L'opacification de la cornée est responsable de 15% de la cécité et de la basse vision mondialement. Les maladies de la cornée sont les maladies aiguës de l’œil les plus fréquentes ; elles représentent le quart des consultations ambulatoires en ophtalmologie. Héréditaires ou acquises, elles se manifestent par une opacification ou une déformation de la mince couche d’un demi millimètre qui constitue la cornée.


< Photographie
au microscope clinique d’une cornée humaine.
La cornée dont
la courbure importante est
bien visible est
éclairée par une
mince fente lumineuse. Cette fente lumineuse
est aussi visible
sur l’iris pigmenté et sur le cristallin au centre de la pupille.

Plus fréquentes, les maladies acquises sont attribuables à des infections bactériennes (abcès causés par le port de verres de contact, par exemple) ou virales (herpès) ou encore à des traumatismes tels que des lacérations ou des brûlures chimiques. Quant aux maladies héréditaires, ce sont généralement des déficiences enzymatiques à l’origine de dystrophies. La greffe de cornée d’un donneur à un receveur humain, la greffe de tissu la plus souvent pratiquée en Amérique du Nord, est le traitement le plus fréquent pour le remplacement de la cornée opaque. Il reste toutefois à améliorer les résultats visuels, fonctionnels et immunologiques de cette intervention chirurgicale.

L’axe cornée du Réseau de recherche en santé de la vision réalise des projets de recherche ayant pour objectif une meilleure compréhension de la cornée normale et des changements qui sont associés aux pathologies de la cornée et à la guérison des plaies. En parallèle, les membres de l’axe réalisent des expériences novatrices en ingénierie tissulaire afin de développer une cornée artificielle.

 

Le glaucome regroupe un ensemble de maladies oculaires caractérisées par une atteinte du nerf optique et une perte progressive du champ visuel ; il s’accompagne souvent d’une augmentation de la pression intra-oculaire.

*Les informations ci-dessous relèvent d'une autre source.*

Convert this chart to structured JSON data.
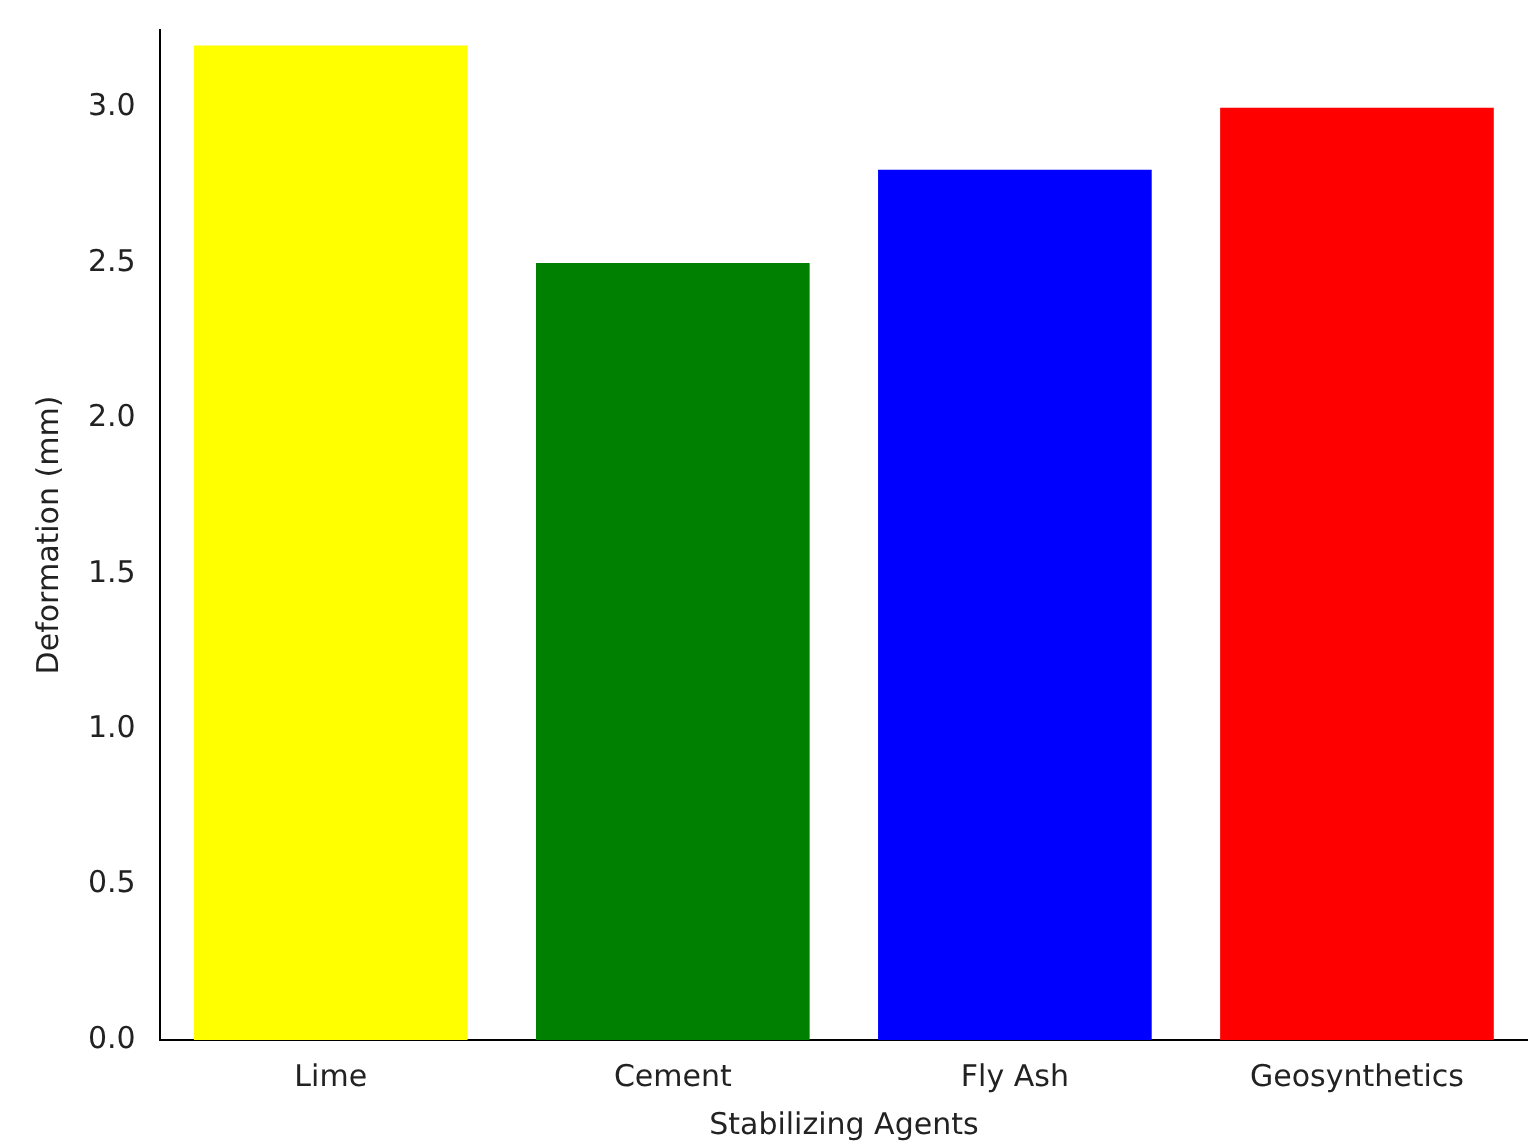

Le glaucome est la deuxième cause de cécité en Amérique du Nord et sa fréquence augmente avec l’âge. Il touche plus de 2 % de la population âgée de plus de 40 ans et de 4 à 6 % des individus de plus de 60 ans. Environ trois (3) millions de nord-américains souffrent de glaucome mais près de la moitié d'entre eux ignorent leur état parce que la maladie est insidieuse et rarement douloureuse. Un diagnostic de glaucome est fait après observation d'une atrophie caractéristique du nerf optique associée à des altérations typiques des champs visuels. La pression intraoculaire est souvent supérieure à 21 mm Hg. Une telle augmentation de pression est dénommée hypertension intraoculaire et pourra précéder l'apparition de la dégénérescence du nerf optique de plusieurs années.


< La papille
(tache blanchâtre à droite où convergent les vaisseaux sanguins) et la macula (zone circulaire sombre
à gauche) sont clairement visibles (courtoisie de
la Clinique de l’École d’optométrie
).

< Atrophie
optique de l’œil gauche suite à
un glaucome primaire à
angle ouvert (courtoisie de
la Clinique de
l’École d’optométrie
).

Outre le vieillissement, d’autres facteurs peuvent augmenter le risque de glaucome: une histoire familiale de glaucome, le diabète et les maladies vasculaires, de même qu’une forte myopie. La forme chronique touche les individus après 40 ans tandis que la forme juvénile, plus agressive, frappe surtout les adolescents et les jeunes adultes. Comme les causes de la majorité des glaucomes restent encore inconnues, les traitements actuels ne sont que palliatifs.

Afin de mieux comprendre la maladie et ainsi améliorer son traitement, les travaux des membres de l'axe porte sur l'épidémiologie moléculaire des glaucomes au Québec et sur le développement de nouveaux indicateurs pronostiques servant à mesurer l'évolution de la maladie et à valider les traitements actuels. En parallèle, des projets sur la physiopathologie de la maladie sont réalisés.